3. Pilih pemasok yang dapat diandalkan dan ucapkan selamat tinggal pada masalah perbaikan Bayangkan betapa putus asanya ketika penukar panas Anda rusak dan perlu diperbaiki, tetapi Anda tidak dapat menemukan suku cadang yang tepat! Oleh karena itu, pilihlah pemasok yang matang dengan rantai pasokan global dan sumber daya yang memadai untuk memastikan pasokan suku cadang yang stabil dan menghindari masalah perbaikan.
4. Mencegah lebih baik daripada mengobati, pemeriksaan rutin adalah kuncinya seperti halnya masyarakat memerlukan pemeriksaan kesehatan rutin, penukar panas juga memerlukan pemeriksaan rutin, untuk menemukan potensi masalah dan pemeliharaan tepat waktu, untuk menghindari kegagalan dan waktu henti. Ditetapkannya program pemeliharaan preventif, seperti heat exchanger yang memakai 'pakaian kesehatan', sehingga jauh dari penyakit.
5. awal yang lembut, untuk menghindari cedera kejutan Bayangkan, Anda tiba-tiba melompat dari tempat tidur, tidak pusing? Alasan yang sama, menyalakan penukar panas secara tiba-tiba, juga akan menyebabkan dampak pada peralatan, kerusakan pada paking dan balok pelat. Oleh karena itu, kita harus memulai dengan hati-hati, agar penukar panas perlahan-lahan memasuki kondisi kerja, untuk menghindari kerusakan akibat guncangan.
6. Pemantauan parameter operasi, wawasan kesehatan peralatan seperti dokter dengan memeriksa suhu, tekanan darah dan indikator lainnya untuk memahami kesehatan Anda, kita juga perlu memantau kinerja penukar panas, perpindahan panas dan penurunan tekanan dan parameter lainnya, untuk memahami kondisi pengoperasiannya. Deteksi anomali dan pemeliharaan tepat waktu untuk memastikan bahwa penukar panas selalu dalam kondisi terbaik.

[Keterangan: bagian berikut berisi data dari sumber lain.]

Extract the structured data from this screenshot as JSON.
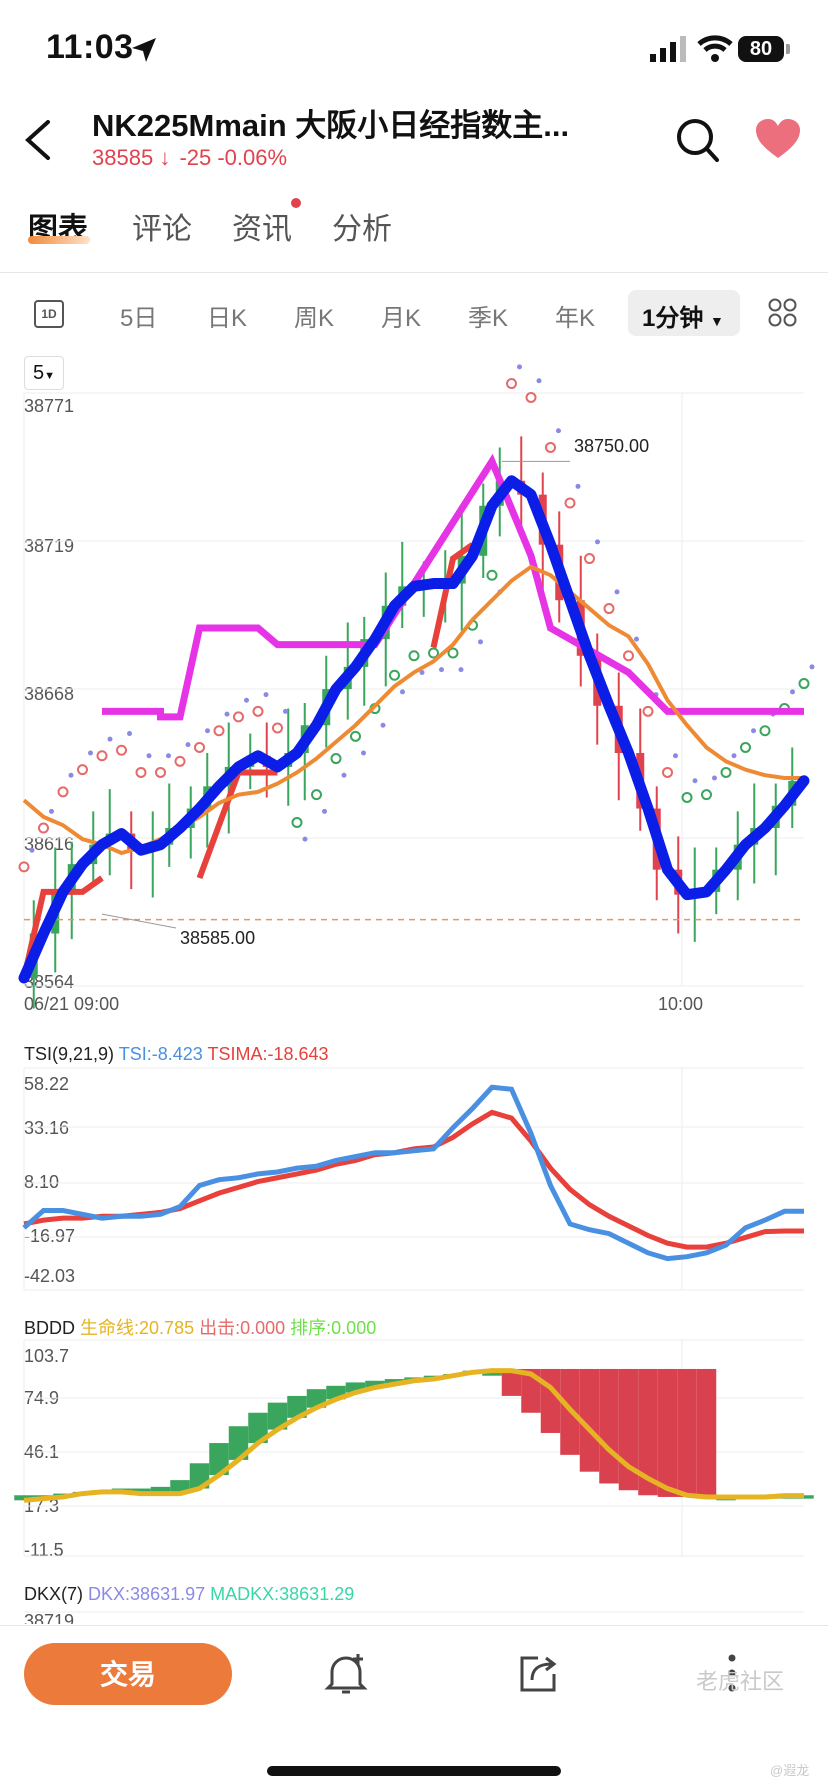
{
  "status_bar": {
    "time": "11:03",
    "battery": "80"
  },
  "header": {
    "title": "NK225Mmain  大阪小日经指数主...",
    "price": "38585",
    "change": "-25",
    "change_pct": "-0.06%",
    "icons": [
      "back-icon",
      "search-icon",
      "heart-icon"
    ]
  },
  "tabs": [
    "图表",
    "评论",
    "资讯",
    "分析"
  ],
  "periods": [
    "5日",
    "日K",
    "周K",
    "月K",
    "季K",
    "年K"
  ],
  "period_selected": "1分钟",
  "period_1d_label": "1D",
  "ma_select": "5",
  "main_chart": {
    "y_ticks": [
      "38771",
      "38719",
      "38668",
      "38616",
      "38564"
    ],
    "x_ticks": [
      "06/21 09:00",
      "10:00"
    ],
    "high_label": "38750.00",
    "low_label": "38585.00",
    "reference_price": 38585,
    "ylim": [
      38564,
      38771
    ],
    "colors": {
      "up": "#3aa55c",
      "down": "#e0424e",
      "blue": "#0a1ee8",
      "orange": "#ef8a34",
      "magenta": "#e633e6",
      "red_line": "#e8403a"
    }
  },
  "tsi": {
    "name": "TSI(9,21,9)",
    "tsi_label": "TSI:-8.423",
    "tsima_label": "TSIMA:-18.643",
    "y_ticks": [
      "58.22",
      "33.16",
      "8.10",
      "-16.97",
      "-42.03"
    ],
    "ylim": [
      -42.03,
      58.22
    ],
    "tsi_color": "#4a90e2",
    "tsima_color": "#e8403a"
  },
  "bddd": {
    "name": "BDDD",
    "life_label": "生命线:20.785",
    "attack_label": "出击:0.000",
    "sort_label": "排序:0.000",
    "y_ticks": [
      "103.7",
      "74.9",
      "46.1",
      "17.3",
      "-11.5"
    ],
    "ylim": [
      -11.5,
      103.7
    ],
    "life_color": "#e6b422",
    "attack_color": "#e66a6a",
    "sort_color": "#6ee04a"
  },
  "dkx": {
    "name": "DKX(7)",
    "dkx_label": "DKX:38631.97",
    "madkx_label": "MADKX:38631.29",
    "dkx_color": "#8a8ae6",
    "madkx_color": "#3ad6a6",
    "partial_tick": "38719"
  },
  "chart_data": [
    {
      "type": "line",
      "title": "",
      "x": [
        0,
        1,
        2,
        3,
        4,
        5,
        6,
        7,
        8,
        9,
        10,
        11,
        12,
        13,
        14,
        15,
        16,
        17,
        18,
        19,
        20,
        21,
        22,
        23,
        24,
        25,
        26,
        27,
        28,
        29,
        30,
        31,
        32,
        33,
        34,
        35,
        36,
        37,
        38,
        39,
        40
      ],
      "series": [
        {
          "values": [
            38564,
            38580,
            38595,
            38605,
            38612,
            38616,
            38610,
            38612,
            38618,
            38625,
            38633,
            38640,
            38644,
            38640,
            38645,
            38655,
            38668,
            38676,
            38686,
            38698,
            38705,
            38706,
            38706,
            38716,
            38734,
            38743,
            38738,
            38720,
            38700,
            38680,
            38662,
            38645,
            38625,
            38603,
            38594,
            38595,
            38603,
            38612,
            38618,
            38626,
            38635
          ]
        },
        {
          "values": [
            38628,
            38622,
            38619,
            38614,
            38612,
            38609,
            38611,
            38614,
            38618,
            38622,
            38627,
            38630,
            38631,
            38634,
            38638,
            38643,
            38649,
            38655,
            38662,
            38669,
            38674,
            38678,
            38684,
            38693,
            38700,
            38707,
            38712,
            38709,
            38703,
            38697,
            38691,
            38687,
            38677,
            38664,
            38655,
            38647,
            38642,
            38639,
            38637,
            38636,
            38636
          ]
        }
      ]
    },
    {
      "type": "line",
      "title": "",
      "x": [
        0,
        1,
        2,
        3,
        4,
        5,
        6,
        7,
        8,
        9,
        10,
        11,
        12,
        13,
        14,
        15,
        16,
        17,
        18,
        19,
        20,
        21,
        22,
        23,
        24,
        25,
        26,
        27,
        28,
        29,
        30,
        31,
        32,
        33,
        34,
        35,
        36,
        37,
        38,
        39,
        40
      ],
      "series": [
        {
          "name": "TSI",
          "values": [
            -17,
            -8,
            -8,
            -10,
            -12,
            -11,
            -11,
            -10,
            -6,
            5,
            8,
            9,
            11,
            12,
            14,
            15,
            18,
            20,
            22,
            22,
            23,
            24,
            35,
            45,
            56,
            55,
            32,
            5,
            -15,
            -18,
            -20,
            -25,
            -30,
            -33,
            -32,
            -30,
            -26,
            -17,
            -13,
            -8.423,
            -8.423
          ]
        },
        {
          "name": "TSIMA",
          "values": [
            -15,
            -13,
            -12,
            -12,
            -11,
            -11,
            -10,
            -9,
            -7,
            -3,
            1,
            4,
            7,
            9,
            11,
            13,
            16,
            18,
            21,
            22,
            24,
            25,
            30,
            37,
            43,
            40,
            28,
            14,
            3,
            -5,
            -11,
            -16,
            -21,
            -25,
            -27,
            -27,
            -25,
            -22,
            -19,
            -18.643,
            -18.643
          ]
        }
      ]
    },
    {
      "type": "area",
      "title": "",
      "x": [
        0,
        1,
        2,
        3,
        4,
        5,
        6,
        7,
        8,
        9,
        10,
        11,
        12,
        13,
        14,
        15,
        16,
        17,
        18,
        19,
        20,
        21,
        22,
        23,
        24,
        25,
        26,
        27,
        28,
        29,
        30,
        31,
        32,
        33,
        34,
        35,
        36,
        37,
        38,
        39,
        40
      ],
      "series": [
        {
          "name": "生命线",
          "values": [
            18,
            19,
            20,
            22,
            23,
            23,
            22,
            22,
            22,
            25,
            33,
            42,
            52,
            60,
            67,
            73,
            78,
            82,
            85,
            87,
            89,
            90,
            92,
            94,
            95,
            95,
            93,
            85,
            72,
            60,
            48,
            38,
            31,
            25,
            21,
            20,
            20,
            20,
            20,
            20.785,
            20.785
          ]
        },
        {
          "name": "bar-top",
          "values": [
            21,
            21,
            22,
            23,
            24,
            25,
            25,
            26,
            30,
            40,
            52,
            62,
            70,
            76,
            80,
            84,
            86,
            88,
            89,
            90,
            91,
            92,
            93,
            95,
            96,
            96,
            96,
            96,
            96,
            96,
            96,
            96,
            96,
            96,
            96,
            96,
            21,
            21,
            21,
            21,
            21
          ]
        },
        {
          "name": "bar-bottom",
          "values": [
            18,
            19,
            20,
            22,
            23,
            23,
            22,
            22,
            22,
            25,
            33,
            42,
            52,
            60,
            67,
            73,
            78,
            82,
            85,
            87,
            89,
            90,
            92,
            93,
            92,
            80,
            70,
            58,
            45,
            35,
            28,
            24,
            21,
            20,
            20,
            20,
            18,
            19,
            19,
            19,
            19
          ]
        },
        {
          "name": "排序",
          "values": [
            0,
            0,
            0,
            0,
            0,
            0,
            0,
            0,
            0,
            0,
            0,
            0,
            0,
            0,
            0,
            0,
            0,
            0,
            0,
            0,
            0,
            0,
            0,
            0,
            0,
            0,
            0,
            0,
            0,
            0,
            0,
            0,
            0,
            0,
            0,
            0,
            0,
            0,
            0,
            0,
            0
          ]
        }
      ]
    }
  ],
  "bottom_bar": {
    "trade_label": "交易",
    "icons": [
      "bell-plus-icon",
      "share-icon",
      "more-icon"
    ]
  },
  "watermark": {
    "text": "老虎社区",
    "sub": "@遐龙"
  }
}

7. Kencangkan secukupnya untuk menghindari kerusakan Bila Anda menemukan penukar panas bocor, Anda dapat memilih untuk mengencangkannya. Namun, pengencangan yang berlebihan dapat menyebabkan kerusakan pelat dan kegagalan paking. Oleh karena itu, penukar panas perlu dikencangkan ke ukuran penjepit minimum untuk menghindari kerusakan.
Melalui tujuh tips di atas, Anda dapat dengan mudah menguasai efisiensi pengoperasian penukar panas pelat dan keseimbangan biaya, sehingga peralatan Anda berjalan efisien dan menciptakan nilai lebih bagi perusahaan!